Having not gone on any big trips this year, I spent more time in the dirt, taking my 790 Adv R for short day trips, mostly on gravel. My most recent three-day trip was with Holly and Kyle, two good friends of mine. They purchased a Triumph Tiger 800XR and a Suzuki V-Strom 650 a few years back and have done a lot of touring since then. We decided we would leave Revelstoke, B.C., and meandered south through the wilderness on a web of logging roads and gravel roads until we hit Grand Forks.
As we hopped on the paved road to ride through Grand Forks, we were abruptly stopped by a cattle drive. As we rounded a corner, almost 100 cows were trotting toward us with no signs of slowing. We quickly pulled over and turned off the bikes to wait for the herd to pass. We were shocked to see cars trying to weave through the herd of cattle in hopes of getting in front of them and getting on with their drive.
As the last of the cattle passed us, one of the herders recommended we turn around and take a detour to get to Grand Forks, eloquently saying, “The road is crappy because of all the slippery cow shit.” After a good laugh and a nice detour, we rode through the small town and up to Paulson Pass to hop on the Columbia and Western Rail Trail that connects to Castlegar.

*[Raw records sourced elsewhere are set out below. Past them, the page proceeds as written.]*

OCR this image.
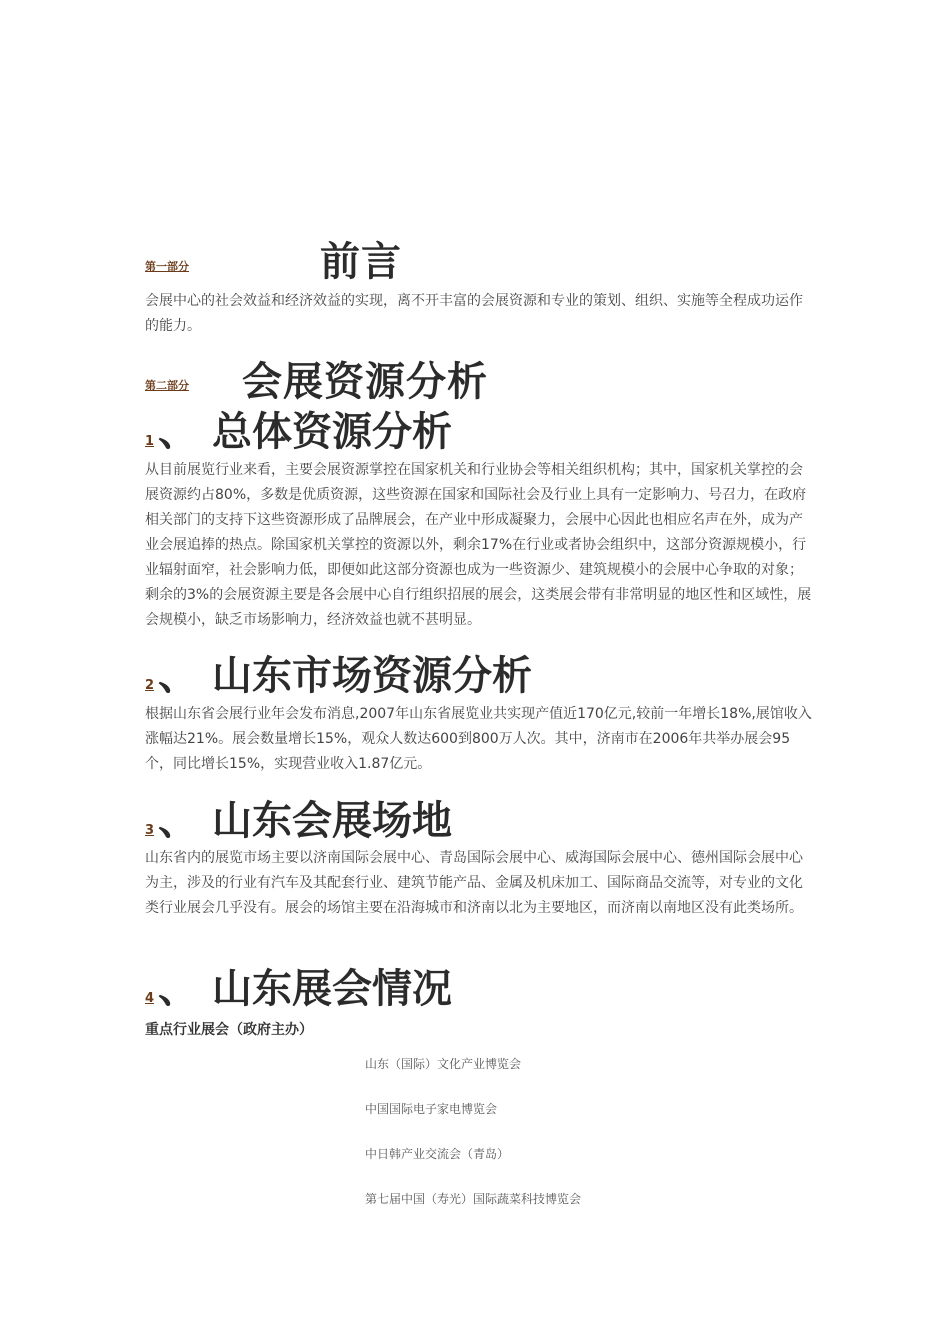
第一部分	前言
会展中心的社会效益和经济效益的实现，离不开丰富的会展资源和专业的策划、组织、实施等全程成功运作的能力。
第二部分 会展资源分析
1 、 总体资源分析
从目前展览行业来看，主要会展资源掌控在国家机关和行业协会等相关组织机构；其中，国家机关掌控的会展资源约占80%，多数是优质资源，这些资源在国家和国际社会及行业上具有一定影响力、号召力，在政府相关部门的支持下这些资源形成了品牌展会，在产业中形成凝聚力，会展中心因此也相应名声在外，成为产业会展追捧的热点。除国家机关掌控的资源以外，剩余17%在行业或者协会组织中，这部分资源规模小，行业辐射面窄，社会影响力低，即便如此这部分资源也成为一些资源少、建筑规模小的会展中心争取的对象；剩余的3%的会展资源主要是各会展中心自行组织招展的展会，这类展会带有非常明显的地区性和区域性，展会规模小，缺乏市场影响力，经济效益也就不甚明显。
2 、 山东市场资源分析
根据山东省会展行业年会发布消息,2007年山东省展览业共实现产值近170亿元,较前一年增长18%,展馆收入涨幅达21%。展会数量增长15%，观众人数达600到800万人次。其中，济南市在2006年共举办展会95个，同比增长15%，实现营业收入1.87亿元。
3 、 山东会展场地
山东省内的展览市场主要以济南国际会展中心、青岛国际会展中心、威海国际会展中心、德州国际会展中心为主，涉及的行业有汽车及其配套行业、建筑节能产品、金属及机床加工、国际商品交流等，对专业的文化类行业展会几乎没有。展会的场馆主要在沿海城市和济南以北为主要地区，而济南以南地区没有此类场所。
4 、 山东展会情况
重点行业展会（政府主办）
山东（国际）文化产业博览会
中国国际电子家电博览会
中日韩产业交流会（青岛）
第七届中国（寿光）国际蔬菜科技博览会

We rode the old trail slowly, climbing from the valley and cresting the side of the mountains and riding through blasted rock tunnels that for me
mimicked the entrance to Moria (for any Lord of The Rings fans). As we rode through the longest of the tunnels, we stopped and turned off our bikes, then nothing but a pinhole of light in the far distance could be seen. We were in total darkness; we couldn’t see our hands in front of our faces, and the only way of knowing we were in the tunnel together was by the sounds of our disconnected voices. It was haunting and surreal.
It was easy to enjoy the relics of train stations and decrepit cabins that would’ve at one time housed railway personnel. We meandered along the rural trail into Castlegar. The next day we rode the twisties of the Kootenays and took in the brisk air and empty roads with open throttles. As we neared the ferry to get back to Revelstoke, we passed another motorcyclist that had slowed to take in the scenery. After we had passed, I noticed he had decided to join our group ride to the ferry — just one of the many incredibly unique moments that we motorcyclists often find ourselves in.
Once we had arrived at the ferry landing, we began conversing with the lone rider, a well-travelled veteran motorcyclist who spends his nice days touring by bike wherever he pleases. I recently read one of Costa Mouzouris’ old editorials from years back, aptly named “Two Degrees of Separation,” and it reminded me how small our community is, whether you’re on a bike or not. I’ve always said that if someone rides a motorcycle, I know I instantly have a connection with them. This was no different: we spent the ferry ride listening to the stories of his travels and telling him ours.
When I returned home, I felt the instant dread of getting off the bike in a familiar place. I love my home, but I felt so comfortable on the bike, and I wanted more. The feeling of being on a trip with your bike feeds the soul in a unique way that is hard to experience in any other form. Whether it’s a long or short trip, we’re able to let go of fear and anxiety and just ride, to observe towns and areas in a completely different sense than you would in a car: All senses on overdrive, fuelled by your wrist and imagination of where you could go.
In just three short days, my soul started singing the song I knew and loved so well. Our December world travel edition is my favourite issue to read and to get inspired by. I was reminded this summer that you don’t need to travel far to experience undeniable joy from a motorcycle trip — it’s all in your mindset.